Germany’s unresolved elections—Jamaica no more

After four weeks of exploratory talks between the centre-right parties led by Angela Merkel failed to find enough common ground with the Greens and the Free Democratic Party (FDP) to begin formal negotiations on a coalition government, dismayed Germans have found themselves back at square one.

The talks followed the poor performance of Merkel’s Christian Democratic Union (CDU) in the 24 September federal election, where it gained just 32.9% of the vote. Merkel was expected to be able to sit down with the CDU’s Bavarian sister party, the Christian Social Union, to negotiate a coalition arrangement with the FDP, Germany’s economic liberals, and the Greens.

When the FDP walked out of the talks late on Sunday night, it became clear that the next government would not be formed by what was dubbed the ‘Jamaica’ coalition of CDU, CSU, the Greens and FDP—the parties’ colours resemble the island state’s flag. The main (and pretty much only) explanation provided by FDP leader Christian Lindner was that his party sensed a ‘lack of trust’ in the negotiations. Consequently, he said, the liberals preferred to not govern at all rather than to govern the ‘wrong way’.

The main issues of disagreement were climate change and refugee policy. The viewpoints differ significantly: the CSU wants to cut back on migration and the Greens argue against limiting the family reunification program. An initial deadline was extended from Friday to Sunday when, at 13 minutes to midnight, Lindner announced to the media that he was quitting the talks. The FDP’s approach was sharply criticised after it emerged that Lindner had not alerted the other parties in the talks before he told the media. The CDU and Greens delegations watched, in shock, as the FDP made its decision known on television. After seeing four weeks of exploratory talks going nowhere, an increasingly concerned German public might have expected a joint announcement from all of the parties involved.

The FDP’s strategy is curious. In the 2013 elections, the party failed to reach the threshold of 5% of the vote necessary to enter parliament for the first time in its history and therefore missed out on any seats. It bounced back in the latest election with 10.6% of the vote and had just returned to parliament. Quitting the talks might backfire on the FDP; 32% of those who responded to a recent poll blamed it for the failure of the talks.

So, what happens next? There appear to be three possibilities:

  • A grand coalition between CDU and the Social-Democratic Party (SPD). This appears unlikely as the SPD ruled out on election night any further coalition with the CDU and the CSU. SPD leader Martin Schulz has reconfirmed that position since the elections.
  • Minority government. The parliament could elect Angela Merkel as chancellor, accepting that her CDU would govern in a minority coalition. If Merkel cannot get sufficient support to become chancellor, President Steinmeier will need to dissolve parliament and schedule new elections in January following a lengthy and complicated process under Article 63 of the constitution. He theoretically also has the option to do that if Merkel is elected chancellor and he doesn’t want to make her chancellor of a minority government.
  • New elections? That would be a first for the federal republic. It could be the end of Merkel’s time as chancellor—though she announced she would serve again as a candidate and most Germans would support She also has no clear replacement as party leader.

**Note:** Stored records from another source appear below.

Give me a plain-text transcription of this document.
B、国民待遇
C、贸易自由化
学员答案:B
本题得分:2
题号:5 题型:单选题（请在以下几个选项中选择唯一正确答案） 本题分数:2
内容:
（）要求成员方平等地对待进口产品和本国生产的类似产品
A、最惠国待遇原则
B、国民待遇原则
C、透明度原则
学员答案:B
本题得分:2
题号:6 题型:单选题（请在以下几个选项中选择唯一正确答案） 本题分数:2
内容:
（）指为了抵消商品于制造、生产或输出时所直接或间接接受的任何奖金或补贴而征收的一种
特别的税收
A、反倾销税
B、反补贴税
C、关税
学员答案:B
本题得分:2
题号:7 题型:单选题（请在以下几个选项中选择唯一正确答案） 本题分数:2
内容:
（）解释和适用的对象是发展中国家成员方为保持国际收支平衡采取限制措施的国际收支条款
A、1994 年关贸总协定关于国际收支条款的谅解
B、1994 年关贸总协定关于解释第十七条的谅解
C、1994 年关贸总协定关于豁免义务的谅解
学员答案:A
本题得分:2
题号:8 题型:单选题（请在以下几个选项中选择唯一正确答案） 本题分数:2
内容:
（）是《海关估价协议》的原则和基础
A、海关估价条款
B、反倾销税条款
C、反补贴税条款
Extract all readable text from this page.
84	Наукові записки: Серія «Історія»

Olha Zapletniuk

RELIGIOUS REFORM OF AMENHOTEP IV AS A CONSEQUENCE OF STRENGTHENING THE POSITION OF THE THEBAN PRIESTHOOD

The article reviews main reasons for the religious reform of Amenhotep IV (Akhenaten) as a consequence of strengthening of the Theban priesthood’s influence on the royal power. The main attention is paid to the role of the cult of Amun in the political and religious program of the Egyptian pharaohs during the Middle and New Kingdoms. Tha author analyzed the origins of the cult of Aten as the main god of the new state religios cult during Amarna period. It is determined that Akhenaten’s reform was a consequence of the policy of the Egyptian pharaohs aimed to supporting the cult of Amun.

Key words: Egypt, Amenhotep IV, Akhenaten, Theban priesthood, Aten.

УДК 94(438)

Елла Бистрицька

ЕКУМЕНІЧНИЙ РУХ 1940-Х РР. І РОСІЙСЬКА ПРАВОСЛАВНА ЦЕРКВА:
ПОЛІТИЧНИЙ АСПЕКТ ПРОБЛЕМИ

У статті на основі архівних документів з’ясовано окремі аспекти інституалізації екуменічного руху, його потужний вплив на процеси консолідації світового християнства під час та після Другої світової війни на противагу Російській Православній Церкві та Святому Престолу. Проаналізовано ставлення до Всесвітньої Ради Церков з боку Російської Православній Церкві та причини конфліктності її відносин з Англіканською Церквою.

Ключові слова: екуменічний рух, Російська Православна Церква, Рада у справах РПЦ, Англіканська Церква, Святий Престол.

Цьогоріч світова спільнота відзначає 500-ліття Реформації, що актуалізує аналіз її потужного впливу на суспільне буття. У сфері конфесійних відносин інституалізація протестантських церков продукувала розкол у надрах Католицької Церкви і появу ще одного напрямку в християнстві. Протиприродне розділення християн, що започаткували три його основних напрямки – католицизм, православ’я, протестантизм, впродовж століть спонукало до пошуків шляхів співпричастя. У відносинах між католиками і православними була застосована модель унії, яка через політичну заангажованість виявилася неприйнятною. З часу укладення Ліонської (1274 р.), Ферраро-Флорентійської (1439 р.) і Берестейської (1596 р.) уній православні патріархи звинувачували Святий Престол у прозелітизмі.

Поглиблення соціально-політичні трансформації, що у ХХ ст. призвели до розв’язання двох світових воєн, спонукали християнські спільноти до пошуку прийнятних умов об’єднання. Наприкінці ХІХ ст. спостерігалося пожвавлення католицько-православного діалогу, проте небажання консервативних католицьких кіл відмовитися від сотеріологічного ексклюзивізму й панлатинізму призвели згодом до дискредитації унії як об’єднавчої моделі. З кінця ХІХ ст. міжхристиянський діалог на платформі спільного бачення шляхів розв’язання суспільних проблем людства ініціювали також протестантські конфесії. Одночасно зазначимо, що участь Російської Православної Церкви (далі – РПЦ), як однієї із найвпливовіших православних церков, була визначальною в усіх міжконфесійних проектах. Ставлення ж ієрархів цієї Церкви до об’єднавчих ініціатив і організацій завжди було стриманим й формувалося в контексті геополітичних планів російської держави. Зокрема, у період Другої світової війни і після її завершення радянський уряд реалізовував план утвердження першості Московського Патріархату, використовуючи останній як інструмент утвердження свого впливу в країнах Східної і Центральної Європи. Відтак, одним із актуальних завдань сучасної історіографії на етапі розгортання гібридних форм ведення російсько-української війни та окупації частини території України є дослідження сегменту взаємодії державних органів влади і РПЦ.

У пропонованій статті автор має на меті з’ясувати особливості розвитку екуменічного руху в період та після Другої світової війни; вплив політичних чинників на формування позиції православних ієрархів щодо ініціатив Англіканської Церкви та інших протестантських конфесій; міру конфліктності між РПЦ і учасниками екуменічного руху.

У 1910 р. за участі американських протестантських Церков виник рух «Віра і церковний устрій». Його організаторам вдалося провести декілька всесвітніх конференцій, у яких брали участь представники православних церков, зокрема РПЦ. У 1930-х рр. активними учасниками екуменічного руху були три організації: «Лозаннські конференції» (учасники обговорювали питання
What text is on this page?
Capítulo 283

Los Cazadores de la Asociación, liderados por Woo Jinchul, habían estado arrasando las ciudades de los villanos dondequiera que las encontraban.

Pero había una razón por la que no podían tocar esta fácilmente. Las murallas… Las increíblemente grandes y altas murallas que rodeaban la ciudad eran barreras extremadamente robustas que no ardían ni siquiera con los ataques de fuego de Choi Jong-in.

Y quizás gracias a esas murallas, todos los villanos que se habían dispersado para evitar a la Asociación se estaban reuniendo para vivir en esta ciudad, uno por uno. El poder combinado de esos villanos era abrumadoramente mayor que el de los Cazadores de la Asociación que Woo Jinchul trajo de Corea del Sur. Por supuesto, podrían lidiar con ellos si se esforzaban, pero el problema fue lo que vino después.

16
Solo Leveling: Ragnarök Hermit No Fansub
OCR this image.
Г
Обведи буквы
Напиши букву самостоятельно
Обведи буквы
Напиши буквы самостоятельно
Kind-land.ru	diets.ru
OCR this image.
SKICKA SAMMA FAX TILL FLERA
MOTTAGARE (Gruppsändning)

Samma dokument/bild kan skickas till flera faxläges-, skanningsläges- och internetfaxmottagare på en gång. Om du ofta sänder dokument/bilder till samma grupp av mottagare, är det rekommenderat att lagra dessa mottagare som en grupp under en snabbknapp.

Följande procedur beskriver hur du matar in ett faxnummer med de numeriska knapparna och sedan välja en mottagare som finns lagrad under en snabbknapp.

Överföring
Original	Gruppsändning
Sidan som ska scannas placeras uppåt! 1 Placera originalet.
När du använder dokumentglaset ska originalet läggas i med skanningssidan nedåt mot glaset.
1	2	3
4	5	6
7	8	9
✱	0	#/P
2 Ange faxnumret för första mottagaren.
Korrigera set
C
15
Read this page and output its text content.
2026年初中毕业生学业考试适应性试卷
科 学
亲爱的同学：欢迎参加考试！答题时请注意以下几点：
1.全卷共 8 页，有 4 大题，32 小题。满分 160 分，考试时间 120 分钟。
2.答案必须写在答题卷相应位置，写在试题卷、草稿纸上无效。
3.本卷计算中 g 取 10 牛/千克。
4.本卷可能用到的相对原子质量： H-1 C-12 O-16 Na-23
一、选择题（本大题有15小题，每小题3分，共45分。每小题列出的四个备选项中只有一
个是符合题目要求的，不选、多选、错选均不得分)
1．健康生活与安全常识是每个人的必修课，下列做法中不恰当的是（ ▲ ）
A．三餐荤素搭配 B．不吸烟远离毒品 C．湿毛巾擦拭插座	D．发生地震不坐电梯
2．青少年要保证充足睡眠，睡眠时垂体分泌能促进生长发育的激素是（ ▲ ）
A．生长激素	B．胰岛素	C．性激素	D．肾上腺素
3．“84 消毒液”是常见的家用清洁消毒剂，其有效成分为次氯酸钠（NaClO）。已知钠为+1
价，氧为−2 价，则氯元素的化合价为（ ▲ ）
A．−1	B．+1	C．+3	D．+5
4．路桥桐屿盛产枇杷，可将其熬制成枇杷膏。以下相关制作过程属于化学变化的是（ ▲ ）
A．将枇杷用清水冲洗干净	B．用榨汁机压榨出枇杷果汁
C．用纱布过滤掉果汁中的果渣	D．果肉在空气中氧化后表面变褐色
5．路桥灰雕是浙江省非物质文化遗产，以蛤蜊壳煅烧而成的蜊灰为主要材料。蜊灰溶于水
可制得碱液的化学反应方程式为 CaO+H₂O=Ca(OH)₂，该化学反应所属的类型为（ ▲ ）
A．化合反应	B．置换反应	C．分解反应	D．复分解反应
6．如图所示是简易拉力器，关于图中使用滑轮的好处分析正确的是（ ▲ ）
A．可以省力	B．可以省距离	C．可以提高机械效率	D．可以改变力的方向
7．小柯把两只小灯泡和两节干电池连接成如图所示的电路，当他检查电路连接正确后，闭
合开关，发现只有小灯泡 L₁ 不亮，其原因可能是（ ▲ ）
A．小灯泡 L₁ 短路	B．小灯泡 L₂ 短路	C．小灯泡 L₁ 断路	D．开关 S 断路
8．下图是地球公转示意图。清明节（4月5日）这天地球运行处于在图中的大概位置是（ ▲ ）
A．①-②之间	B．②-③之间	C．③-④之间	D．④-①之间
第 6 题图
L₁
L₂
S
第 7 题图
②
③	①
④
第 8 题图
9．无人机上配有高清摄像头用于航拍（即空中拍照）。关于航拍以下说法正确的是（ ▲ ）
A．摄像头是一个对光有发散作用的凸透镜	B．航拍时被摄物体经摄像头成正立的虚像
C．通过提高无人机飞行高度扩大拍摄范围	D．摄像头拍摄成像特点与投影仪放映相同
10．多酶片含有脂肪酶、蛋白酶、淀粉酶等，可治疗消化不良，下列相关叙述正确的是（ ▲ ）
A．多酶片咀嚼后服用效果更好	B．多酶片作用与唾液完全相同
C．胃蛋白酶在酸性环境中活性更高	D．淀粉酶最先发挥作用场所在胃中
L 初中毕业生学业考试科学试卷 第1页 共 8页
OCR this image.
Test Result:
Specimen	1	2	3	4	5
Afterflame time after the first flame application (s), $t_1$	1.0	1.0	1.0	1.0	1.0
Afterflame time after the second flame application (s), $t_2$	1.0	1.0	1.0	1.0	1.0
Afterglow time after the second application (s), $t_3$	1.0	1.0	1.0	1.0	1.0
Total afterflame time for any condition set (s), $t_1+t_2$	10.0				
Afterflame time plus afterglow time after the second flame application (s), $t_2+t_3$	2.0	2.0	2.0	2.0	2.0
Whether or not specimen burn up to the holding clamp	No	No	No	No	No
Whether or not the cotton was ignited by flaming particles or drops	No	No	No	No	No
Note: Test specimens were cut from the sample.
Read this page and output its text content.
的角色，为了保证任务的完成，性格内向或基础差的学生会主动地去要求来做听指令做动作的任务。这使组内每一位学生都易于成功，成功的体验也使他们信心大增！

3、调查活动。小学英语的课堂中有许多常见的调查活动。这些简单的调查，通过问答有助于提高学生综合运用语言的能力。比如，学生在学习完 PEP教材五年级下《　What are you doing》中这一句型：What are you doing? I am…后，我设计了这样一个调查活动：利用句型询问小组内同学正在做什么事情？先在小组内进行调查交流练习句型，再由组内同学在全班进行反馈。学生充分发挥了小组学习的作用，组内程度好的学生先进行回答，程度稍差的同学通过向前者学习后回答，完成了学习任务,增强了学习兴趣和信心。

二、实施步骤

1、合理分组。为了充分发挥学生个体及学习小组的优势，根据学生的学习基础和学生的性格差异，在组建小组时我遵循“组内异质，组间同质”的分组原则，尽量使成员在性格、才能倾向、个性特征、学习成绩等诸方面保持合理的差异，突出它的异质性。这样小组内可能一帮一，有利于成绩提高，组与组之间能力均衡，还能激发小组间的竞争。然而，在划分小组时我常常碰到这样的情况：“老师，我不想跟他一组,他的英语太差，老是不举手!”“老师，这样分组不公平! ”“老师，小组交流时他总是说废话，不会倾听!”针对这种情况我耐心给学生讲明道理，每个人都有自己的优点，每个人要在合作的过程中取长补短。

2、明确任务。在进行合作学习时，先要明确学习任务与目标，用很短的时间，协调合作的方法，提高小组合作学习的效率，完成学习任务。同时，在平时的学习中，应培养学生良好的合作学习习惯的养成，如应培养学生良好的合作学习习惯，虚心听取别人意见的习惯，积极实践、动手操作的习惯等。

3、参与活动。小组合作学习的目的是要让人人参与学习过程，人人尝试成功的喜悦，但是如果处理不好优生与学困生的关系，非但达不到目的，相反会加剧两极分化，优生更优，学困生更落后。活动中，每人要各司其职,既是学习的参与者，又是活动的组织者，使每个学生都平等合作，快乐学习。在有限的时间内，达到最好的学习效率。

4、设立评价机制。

Germany has never had a minority federal government. In general, its people prefer stability and are sceptical of minority government and the constant lobbying it brings to decision-making. Some of the states do have experience with minority governments, but at a federal level it would be up to the opposition to demonstrate that it would be willing to compromise to prevent the political system grinding to a halt.

Minority government could lead to a more vibrant democracy. The need to constantly communicate, to exchange opinions and to compromise could make parties develop clearer positions on issues to highlight differences. It could also encourage discussion between parties, and (re-)train politicians in a healthy democratic culture of debate. The lack of such a culture has been identified by many who opted to vote against the ‘establishment’. One of the main issues in recent years has been a blurring of policy lines, with many established parties sharing positions and opinions.

A fresh election would most likely also see the right-wing populist Alternative for Germany gain even more support. It’s likely to make much of the failure of the talks to back its claim that the time of the established parties is over. Apart from that, there’s no guarantee that there will be more options for coalitions after the new elections than there are now. The only difference then could be that the SPD won’t block a ‘grand coalition’, or that a coalition of SPD, Greens and Left Party would gain a majority.

Merkel has not ruled out a minority government, but she’s clearly stated that she prefers to have new elections. Nearly two-thirds of Germans agree. No matter which path is chosen in the end, it’s worrying, particularly around Europe, that Germany is tumbling.